"Pour humilier, il faut être deux. Celui qui humilie et celui qu'on veut humilier, mais surtout: celui qui veut bien se laisser humilier...
Ce matin, je m'enchantais du vaste horizon que l'on découvre aux lisières de la ville et je respirais l'air frais que l'on ne nous a pas encore rationné. Partout, des pancartes interdisaient aux juifs les petits chemins menant dans la nature. Mais au-dessus de ce bout de route qui nous reste ouvert, le ciel s'étale tout entier. On ne peut rien nous faire, vraiment rien. On peut nous rendre la vie assez dure, nous dépouiller de certains biens matériels, nous enlever une certaine liberté de mouvement tout extérieure, mais c'est nous-mêmes qui nous dépouillons de nos meilleures forces par une attitude psychologique désastreuse. en nous sentant persécutés, dépouillés, opprimés. en éprouvant de la haine. en crânant pour cacher notre peur. On a bien le droit d'être triste et abattu, de temps en temps, par ce qu'on nous fait subir; c'est humain et compréhensible. Et pourtant la vraie spoliation, c'est nous-mêmes qui nous l'infligeons.
Je trouve la vie belle et je me sens libre. En moi des cieux se déploient aussi vastes que le firmament. Je crois en Dieu et je crois en l'homme, j'ose le dire sans fausse honte. La vie est difficile mais ce n'est pas grave...
Si la paix s'installe un jour, elle ne pourra être authentique que si chaque individu fait la paix en soi-même, extirpe tout sentiment de haine pour quelque race ou quelque peuple que ce soit, ou bien domine cette haine ou la change en autre chose, peut-être même à la longue en amour - ou est-ce trop demander? C'est pourtant la seule solution...
Je suis une femme heureuse et je chante les louanges de cette vie, oui vous avez bien lu, en l'an de grâce 1942, la énième année de guerre." Etty Hillesum (Une vie bouleversée, Points, page 132)
Je relis ce que Etty a été capable de penser et d'écrire et de vivre alors que c'est la guerre et que la chasse aux juifs bat son plein...
Auparavant,j'ai appris qu'une librairie francophone de Belgique, Filigranes, a décidé de ne pas commercialiser le pamphlet de Richard Millet qui fait l'apologie du tueur norvégien Anders Behring Breivik...Elle n'a pas voulu cautionner cet appel à la violence et à la haine...Et je suis heureuse qu'au moins un libraire ait réagi ainsi.

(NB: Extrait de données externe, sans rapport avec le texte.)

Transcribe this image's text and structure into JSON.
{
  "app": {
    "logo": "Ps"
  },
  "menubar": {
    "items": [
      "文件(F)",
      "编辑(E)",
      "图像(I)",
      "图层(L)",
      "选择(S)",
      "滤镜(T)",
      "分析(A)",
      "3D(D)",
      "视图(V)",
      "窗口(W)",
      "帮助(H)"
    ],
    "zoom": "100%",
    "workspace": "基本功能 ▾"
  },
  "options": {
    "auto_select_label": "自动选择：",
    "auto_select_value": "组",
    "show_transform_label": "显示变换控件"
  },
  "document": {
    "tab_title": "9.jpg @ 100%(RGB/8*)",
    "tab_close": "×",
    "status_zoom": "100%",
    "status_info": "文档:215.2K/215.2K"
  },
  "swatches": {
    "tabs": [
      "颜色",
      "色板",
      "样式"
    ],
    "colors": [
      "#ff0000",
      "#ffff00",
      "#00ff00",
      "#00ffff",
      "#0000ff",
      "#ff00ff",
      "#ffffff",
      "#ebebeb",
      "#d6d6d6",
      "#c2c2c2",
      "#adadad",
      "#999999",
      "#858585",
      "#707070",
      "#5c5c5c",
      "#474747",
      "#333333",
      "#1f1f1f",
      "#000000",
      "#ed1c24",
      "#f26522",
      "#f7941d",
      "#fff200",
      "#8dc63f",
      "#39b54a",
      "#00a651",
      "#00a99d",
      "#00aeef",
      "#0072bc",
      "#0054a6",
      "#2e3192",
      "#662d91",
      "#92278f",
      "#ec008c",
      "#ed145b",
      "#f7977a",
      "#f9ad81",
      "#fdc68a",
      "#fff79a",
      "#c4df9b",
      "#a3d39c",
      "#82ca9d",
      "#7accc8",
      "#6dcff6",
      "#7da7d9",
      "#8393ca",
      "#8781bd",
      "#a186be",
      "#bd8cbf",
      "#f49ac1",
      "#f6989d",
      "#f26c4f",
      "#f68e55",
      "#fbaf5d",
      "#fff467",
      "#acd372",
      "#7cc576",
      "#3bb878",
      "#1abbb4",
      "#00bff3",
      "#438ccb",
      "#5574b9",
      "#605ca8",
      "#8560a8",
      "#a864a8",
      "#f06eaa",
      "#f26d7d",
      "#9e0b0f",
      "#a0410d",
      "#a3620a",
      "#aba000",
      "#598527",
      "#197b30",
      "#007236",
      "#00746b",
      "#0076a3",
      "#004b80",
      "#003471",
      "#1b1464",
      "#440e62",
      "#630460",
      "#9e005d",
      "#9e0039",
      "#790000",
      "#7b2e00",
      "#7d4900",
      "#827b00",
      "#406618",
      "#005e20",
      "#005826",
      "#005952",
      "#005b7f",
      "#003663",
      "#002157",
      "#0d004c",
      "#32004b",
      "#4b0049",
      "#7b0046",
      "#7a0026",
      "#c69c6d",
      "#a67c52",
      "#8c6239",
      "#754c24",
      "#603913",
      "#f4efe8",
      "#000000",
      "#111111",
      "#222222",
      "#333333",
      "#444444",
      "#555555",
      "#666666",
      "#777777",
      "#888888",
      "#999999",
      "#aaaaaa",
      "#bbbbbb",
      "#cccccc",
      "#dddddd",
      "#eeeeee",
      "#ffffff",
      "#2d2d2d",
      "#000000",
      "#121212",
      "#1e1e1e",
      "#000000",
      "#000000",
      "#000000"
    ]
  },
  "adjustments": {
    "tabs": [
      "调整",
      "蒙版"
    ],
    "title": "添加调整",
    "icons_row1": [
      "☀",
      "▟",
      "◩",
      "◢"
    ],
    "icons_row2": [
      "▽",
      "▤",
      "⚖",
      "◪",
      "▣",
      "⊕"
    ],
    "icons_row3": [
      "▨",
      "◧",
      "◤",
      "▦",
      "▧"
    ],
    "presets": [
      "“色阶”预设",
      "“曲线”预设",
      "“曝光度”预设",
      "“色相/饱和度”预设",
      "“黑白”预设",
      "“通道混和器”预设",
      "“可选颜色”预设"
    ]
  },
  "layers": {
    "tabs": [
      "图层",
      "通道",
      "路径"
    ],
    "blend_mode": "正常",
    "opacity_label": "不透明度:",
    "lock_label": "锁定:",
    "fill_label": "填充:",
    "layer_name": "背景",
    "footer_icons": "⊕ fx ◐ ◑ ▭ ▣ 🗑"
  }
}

Je rappelle que Anders Breivik est ce norvégien qui a tué froidement des dizaines de ses concitoyens pour les punir de ne pas partager son point de vue sur la défense de la race pure. Il était en état de légitime défense, a-t-il dit , il s'était senti agressé par leur présence...
Si chaque fois que quelqu'un ne pense pas comme nous, allons-nous lui tirer dessus?
Au nom de la liberté d'expression, peut-on tolérer que des êtres, envahis par la haine et la peur, déversent impunément leurs mots empoisonnés?
Et pourtant cette liberté d'expression, elle est essentielle, il faut la défendre.
Et continuer à croire en l'homme , comme le fait Etty, alors qu'elle vit au coeur même de l'horreur la plus absolue.